Clôture des Plaisirs d'Hiver : une édition qui n'a pas fait que des heureux

Les Plaisirs d’Hiver accueillaient les derniers visiteurs ce dimanche 5 janvier jusqu’à 22 heures. Pendant 5 semaines, le marché de Noël, la patinoire, la grande roue et plusieurs évènements ont placé la capitale sous le signe de la fête. Mais toutes les bonnes choses ont une fin et voici venue l’heure des bilans. Plutôt positifs dans l’ensemble, même s’il y a eu quelques bémols.

Bilan très positif à Sainte-Catherine

Place Sainte-Catherine d’abord, les commerçants sont ravis. Si les chiffres officiels de fréquentation ne tomberont que dans le courant de la semaine, ils ont déjà le sourire.

C’est le cas de Morgan Bourguignon venu des Savonneries du Soleil à Lyon : "C’est un bilan très positif. Depuis 3-4 ans les chiffres étaient un peu en baisse, mais là cette année on retrouve les belles années d’il y a 4 ou 5 ans, donc c’est vraiment un régal".

"C’était tout à fait correct, ajoute Sylvie Turchetti dans son chalet remplit de petites sculptures végétales, c’était fatigant, mais ça valait le coup de venir".

Déménagement aux lourdes conséquences

D’autres, par contre, font grise mine.

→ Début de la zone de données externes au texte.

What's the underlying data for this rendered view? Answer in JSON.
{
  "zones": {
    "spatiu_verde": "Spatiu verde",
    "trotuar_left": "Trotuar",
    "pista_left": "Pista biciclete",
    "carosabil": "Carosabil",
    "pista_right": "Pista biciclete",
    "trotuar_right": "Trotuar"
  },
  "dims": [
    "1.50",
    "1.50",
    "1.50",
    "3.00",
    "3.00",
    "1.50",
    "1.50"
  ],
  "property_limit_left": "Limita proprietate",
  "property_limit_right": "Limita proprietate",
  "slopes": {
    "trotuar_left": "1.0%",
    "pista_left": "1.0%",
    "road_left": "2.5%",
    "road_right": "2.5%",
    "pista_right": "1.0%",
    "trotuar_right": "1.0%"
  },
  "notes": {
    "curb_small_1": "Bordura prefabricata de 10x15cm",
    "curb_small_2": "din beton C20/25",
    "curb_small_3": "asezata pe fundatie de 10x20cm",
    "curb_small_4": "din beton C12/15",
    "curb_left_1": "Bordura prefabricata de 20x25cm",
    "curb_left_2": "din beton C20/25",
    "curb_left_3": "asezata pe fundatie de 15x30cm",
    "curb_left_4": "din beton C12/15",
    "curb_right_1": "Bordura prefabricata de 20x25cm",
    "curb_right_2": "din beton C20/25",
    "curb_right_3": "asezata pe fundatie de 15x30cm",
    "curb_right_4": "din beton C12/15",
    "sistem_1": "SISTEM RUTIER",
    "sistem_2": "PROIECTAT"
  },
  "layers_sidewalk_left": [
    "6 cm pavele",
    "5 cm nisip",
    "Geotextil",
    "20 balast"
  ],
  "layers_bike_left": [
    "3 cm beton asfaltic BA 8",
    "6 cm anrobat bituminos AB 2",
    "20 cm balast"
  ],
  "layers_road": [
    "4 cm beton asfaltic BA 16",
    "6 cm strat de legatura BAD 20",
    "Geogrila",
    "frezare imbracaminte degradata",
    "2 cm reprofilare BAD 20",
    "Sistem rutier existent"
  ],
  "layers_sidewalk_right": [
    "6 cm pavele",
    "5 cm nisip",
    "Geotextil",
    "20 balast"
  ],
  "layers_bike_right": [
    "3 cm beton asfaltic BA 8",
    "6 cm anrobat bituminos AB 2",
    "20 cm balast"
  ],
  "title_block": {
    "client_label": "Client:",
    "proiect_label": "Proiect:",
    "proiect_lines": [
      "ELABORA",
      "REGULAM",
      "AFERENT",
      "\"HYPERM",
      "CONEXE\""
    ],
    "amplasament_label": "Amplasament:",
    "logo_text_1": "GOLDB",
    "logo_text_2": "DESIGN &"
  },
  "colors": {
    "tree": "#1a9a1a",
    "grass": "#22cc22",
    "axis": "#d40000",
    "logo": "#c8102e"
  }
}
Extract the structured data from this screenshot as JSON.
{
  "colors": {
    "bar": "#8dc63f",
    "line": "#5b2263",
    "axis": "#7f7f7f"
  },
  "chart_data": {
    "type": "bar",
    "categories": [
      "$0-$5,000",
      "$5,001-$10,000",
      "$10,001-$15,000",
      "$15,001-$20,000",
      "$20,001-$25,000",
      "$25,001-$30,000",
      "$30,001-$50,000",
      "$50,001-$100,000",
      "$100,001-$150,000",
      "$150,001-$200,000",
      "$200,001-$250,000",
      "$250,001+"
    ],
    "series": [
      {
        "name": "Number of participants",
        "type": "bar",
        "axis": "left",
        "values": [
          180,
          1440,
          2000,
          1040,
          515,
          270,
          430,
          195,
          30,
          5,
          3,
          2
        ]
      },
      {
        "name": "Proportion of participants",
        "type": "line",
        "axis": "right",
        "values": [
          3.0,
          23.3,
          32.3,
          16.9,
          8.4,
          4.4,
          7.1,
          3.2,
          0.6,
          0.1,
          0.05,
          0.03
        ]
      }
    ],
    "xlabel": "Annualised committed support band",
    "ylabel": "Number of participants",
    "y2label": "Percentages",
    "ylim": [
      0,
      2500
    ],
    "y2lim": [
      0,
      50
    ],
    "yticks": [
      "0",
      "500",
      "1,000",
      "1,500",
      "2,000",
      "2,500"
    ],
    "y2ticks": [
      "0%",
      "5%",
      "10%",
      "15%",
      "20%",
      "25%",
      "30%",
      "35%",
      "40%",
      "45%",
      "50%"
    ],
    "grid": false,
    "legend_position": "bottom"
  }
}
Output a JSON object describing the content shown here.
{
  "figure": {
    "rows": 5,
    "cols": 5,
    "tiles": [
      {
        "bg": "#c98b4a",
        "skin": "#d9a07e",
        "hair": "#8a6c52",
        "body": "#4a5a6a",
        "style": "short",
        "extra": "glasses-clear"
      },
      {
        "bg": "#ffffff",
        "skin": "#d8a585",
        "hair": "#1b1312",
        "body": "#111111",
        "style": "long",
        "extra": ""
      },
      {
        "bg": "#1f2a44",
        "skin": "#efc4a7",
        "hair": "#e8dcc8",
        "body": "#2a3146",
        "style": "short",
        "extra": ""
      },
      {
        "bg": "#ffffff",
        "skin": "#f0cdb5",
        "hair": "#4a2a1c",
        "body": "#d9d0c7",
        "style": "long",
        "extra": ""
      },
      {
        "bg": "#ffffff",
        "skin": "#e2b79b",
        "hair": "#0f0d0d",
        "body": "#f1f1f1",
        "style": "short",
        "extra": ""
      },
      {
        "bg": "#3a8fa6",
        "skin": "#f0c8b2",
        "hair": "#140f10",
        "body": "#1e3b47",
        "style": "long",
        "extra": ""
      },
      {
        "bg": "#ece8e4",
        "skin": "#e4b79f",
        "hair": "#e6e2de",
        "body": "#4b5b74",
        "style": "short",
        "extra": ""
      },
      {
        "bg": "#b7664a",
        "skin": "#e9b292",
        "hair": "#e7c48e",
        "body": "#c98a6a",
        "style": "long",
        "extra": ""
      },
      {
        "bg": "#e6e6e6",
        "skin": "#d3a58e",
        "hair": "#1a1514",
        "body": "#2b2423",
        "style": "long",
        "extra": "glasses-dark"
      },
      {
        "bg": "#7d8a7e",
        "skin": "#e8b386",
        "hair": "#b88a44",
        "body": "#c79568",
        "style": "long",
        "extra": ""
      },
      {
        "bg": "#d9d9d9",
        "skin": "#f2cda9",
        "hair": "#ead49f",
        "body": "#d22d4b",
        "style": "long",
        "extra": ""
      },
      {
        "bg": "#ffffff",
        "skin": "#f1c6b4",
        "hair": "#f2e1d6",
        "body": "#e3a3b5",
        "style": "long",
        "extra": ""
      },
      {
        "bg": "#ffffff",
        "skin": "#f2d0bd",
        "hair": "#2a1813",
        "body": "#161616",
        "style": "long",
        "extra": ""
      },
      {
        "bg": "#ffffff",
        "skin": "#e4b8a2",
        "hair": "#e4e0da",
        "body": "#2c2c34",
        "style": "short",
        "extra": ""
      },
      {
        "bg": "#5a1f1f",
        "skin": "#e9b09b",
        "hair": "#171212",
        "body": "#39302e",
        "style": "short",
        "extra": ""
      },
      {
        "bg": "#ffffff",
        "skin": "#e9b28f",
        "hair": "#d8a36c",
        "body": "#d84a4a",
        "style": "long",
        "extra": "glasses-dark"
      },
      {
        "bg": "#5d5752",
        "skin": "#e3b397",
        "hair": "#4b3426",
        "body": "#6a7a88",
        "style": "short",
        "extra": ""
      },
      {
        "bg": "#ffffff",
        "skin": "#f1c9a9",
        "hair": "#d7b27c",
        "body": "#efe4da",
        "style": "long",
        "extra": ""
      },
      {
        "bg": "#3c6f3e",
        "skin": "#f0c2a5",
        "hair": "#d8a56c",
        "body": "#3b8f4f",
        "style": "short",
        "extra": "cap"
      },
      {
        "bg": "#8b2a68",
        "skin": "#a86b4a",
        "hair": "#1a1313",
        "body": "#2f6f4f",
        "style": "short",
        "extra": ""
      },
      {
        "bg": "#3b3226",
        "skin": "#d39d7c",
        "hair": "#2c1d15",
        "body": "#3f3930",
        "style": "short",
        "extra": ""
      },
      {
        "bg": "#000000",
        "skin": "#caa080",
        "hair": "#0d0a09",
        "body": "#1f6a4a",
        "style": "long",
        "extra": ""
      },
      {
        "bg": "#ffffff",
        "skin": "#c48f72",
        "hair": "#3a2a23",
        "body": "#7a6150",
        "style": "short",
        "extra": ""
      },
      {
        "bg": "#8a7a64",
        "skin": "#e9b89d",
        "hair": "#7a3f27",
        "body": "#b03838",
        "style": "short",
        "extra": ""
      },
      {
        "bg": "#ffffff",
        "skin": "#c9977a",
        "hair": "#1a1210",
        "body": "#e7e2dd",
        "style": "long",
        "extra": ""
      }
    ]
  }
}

Quelques chalets habituellement installés à la Bourse ont dû déménager à cause de travaux. Sur le boulevard Anspach, juste avant la place De Brouckère, ils ont vite déchanté. Julien Poulard, qui vend des étoiles lumineuses en papier, estime par exemple avoir perdu 30% de son chiffre d’affaires.

"Les gens font la Grand-place, la Bourse, puis continuent dans la petite rue où nous étions placés avant. Ici, on n’a pas beaucoup de touristes, on a plus l’impression que c’est un marché local".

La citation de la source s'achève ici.